Fed signals quarter-point rate cut is likely at end of July as Trump demands interest is slashed – but stocks slump in disappointment that cut won’t be steeper
- Analysis of Fed statements indicates a quarter-point rate cut in July
- But investors were disappointed that the rate cut won’t be half a point
- Trump blasted New York Fed president for not easing rates further
- Said the central bank ‘must stop with the crazy quantitative tightening’
Stocks have slumped after Federal Reserve officials signaled that a quarter-point rate cut is likely at the July meeting, disappointing investors and President Donald Trump, who has demanded more drastic action.
The benchmark S&P 500 erased earlier marginal gains on Friday afternoon, falling 18.5 points, or 0.62 percent, to 2,976.61, after a Wall Street Journal report on the Fed’s plans.
According to the report, while the U.S. central bank is not prepared to make a bigger 50-basis-point cut, it may make further rate cuts in the future given concerns about a decline in global economic growth and uncertainty about trade.
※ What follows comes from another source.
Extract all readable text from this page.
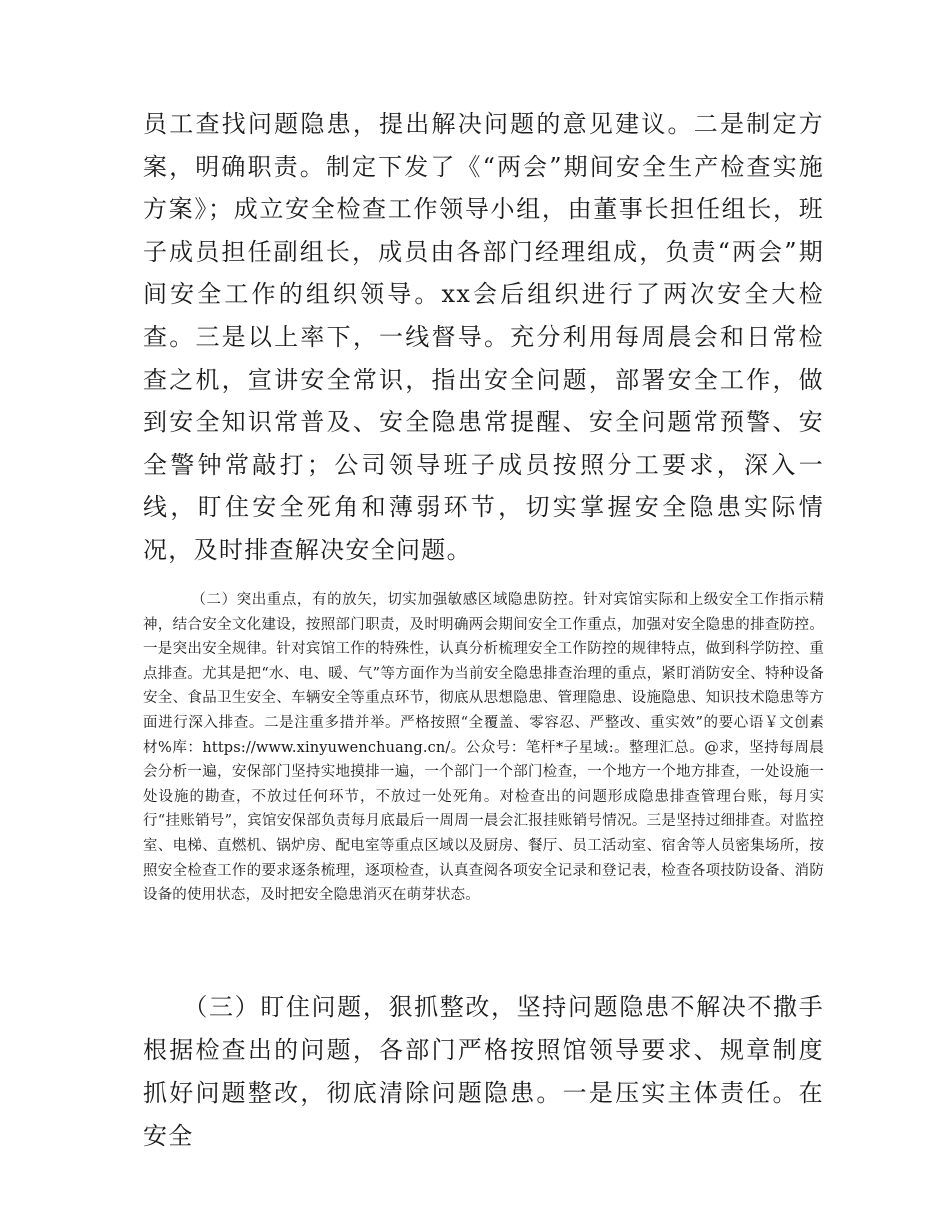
员工查找问题隐患，提出解决问题的意见建议。二是制定方案，明确职责。制定下发了《“两会”期间安全生产检查实施方案》；成立安全检查工作领导小组，由董事长担任组长，班子成员担任副组长，成员由各部门经理组成，负责“两会”期间安全工作的组织领导。xx会后组织进行了两次安全大检查。三是以上率下，一线督导。充分利用每周晨会和日常检查之机，宣讲安全常识，指出安全问题，部署安全工作，做到安全知识常普及、安全隐患常提醒、安全问题常预警、安全警钟常敲打；公司领导班子成员按照分工要求，深入一线，盯住安全死角和薄弱环节，切实掌握安全隐患实际情况，及时排查解决安全问题。

（二）突出重点，有的放矢，切实加强敏感区域隐患防控。针对宾馆实际和上级安全工作指示精神，结合安全文化建设，按照部门职责，及时明确两会期间安全工作重点，加强对安全隐患的排查防控。一是突出安全规律。针对宾馆工作的特殊性，认真分析梳理安全工作防控的规律特点，做到科学防控、重点排查。尤其是把“水、电、暖、气”等方面作为当前安全隐患排查治理的重点，紧盯消防安全、特种设备安全、食品卫生安全、车辆安全等重点环节，彻底从思想隐患、管理隐患、设施隐患、知识技术隐患等方面进行深入排查。二是注重多措并举。严格按照“全覆盖、零容忍、严整改、重实效”的要心语￥文创素材%库：https://www.xinyuwenchuang.cn/。公众号：笔杆*子星域:。整理汇总。@求，坚持每周晨会分析一遍，安保部门坚持实地摸排一遍，一个部门一个部门检查，一个地方一个地方排查，一处设施一处设施的勘查，不放过任何环节，不放过一处死角。对检查出的问题形成隐患排查管理台账，每月实行“挂账销号”，宾馆安保部负责每月底最后一周周一晨会汇报挂账销号情况。三是坚持过细排查。对监控室、电梯、直燃机、锅炉房、配电室等重点区域以及厨房、餐厅、员工活动室、宿舍等人员密集场所，按照安全检查工作的要求逐条梳理，逐项检查，认真查阅各项安全记录和登记表，检查各项技防设备、消防设备的使用状态，及时把安全隐患消灭在萌芽状态。

（三）盯住问题，狠抓整改，坚持问题隐患不解决不撒手根据检查出的问题，各部门严格按照馆领导要求、规章制度抓好问题整改，彻底清除问题隐患。一是压实主体责任。在安全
On Thursday, stocks had risen as comments from New York Fed President John Williams increased hopes of a bigger rate cut. Later that day, however, a New York Fed representative said Williams’ comments were not intended to telegraph any hints about upcoming Fed policy actions.
Trump blasted New York Fed President John Williams (left) on Friday after Fed officials dampened hopes that William’s remarks signaled a 50 basis-point rate cut in July
‘I like New York Fed President John Williams first statement much better than his second,’ Trump tweeted on Friday morning in response to the reversal.
‘His first statement is 100% correct in that the Fed ‘raised’ far too fast & too early. Also must stop with the crazy quantitative tightening,’ he continued.
‘We are in a World competition, & winning big, but it is no thanks to the Federal Reserve. Had they not acted so fast and ‘so much,’ we would be doing even better than we are doing right now,’ Trump wrote.
‘This is our chance to build unparalleled wealth and success for the U.S., GROWTH, which would greatly reduce % debt. Don’t blow it!’
Futures market odds of a 50-basis-point cut at the Fed’s July meeting soared to 71% late Thursday immediately after Williams’ speech but fell to 22.5% on Friday, according to CME Group’s Fedwatch tool.
This chart shows the effective federal funds rate from 1995 to present
The Dow Jones Industrial Average fell 68.77 points, or 0.25 percent, to 27,154.2 and the Nasdaq Composite dropped 60.75 points, or 0.74 percent, to 8,146.49.
For the week, the Dow lost 0.64 percent, the S&P fell 1.23 percent and the Nasdaq shed 1.19%.
Earlier on Friday, U.S. stocks had edged higher as strong results from Microsoft Corp momentarily buoyed technology stocks. Microsoft shares ended marginally higher, up 0.1 percent, but the S&P 500 technology index fell 0.55%.
Second-quarter profits at S&P 500 companies are now estimated to rise 1 percent, according to Refinitiv IBES data, in a reversal from earlier expectations of a small drop.
A one-day view of the Dow Jones shows the index erasing gains late in the day on Friday
Traders work on the floor of the New York Stock Exchange on Friday
Boeing Co shares gained 4.5 percent, despite the planemaker’s disclosure that it would take a $4.9 billion after-tax hit from the grounding of its 737 MAX, indicating that investors had expected more severe repercussions.
Kansas City Southern shares rose 4.6 percent after the railroad operator posted a better-than-expected quarterly profit. Its shares helped the Dow Jones Transport index gain 0.6%.
Shares of American Express Co slipped 2.8 percent after the credit card issuer warned of higher operating costs this year as it spends heavily on rewards programs to attract customers.
Declining issues outnumbered advancing ones on the NYSE by a 1.29-to-1 ratio; on Nasdaq, a 1.51-to-1 ratio favored decliners.
The S&P 500 posted 45 new 52-week highs and five new lows; the Nasdaq Composite recorded 75 new highs and 84 new lows.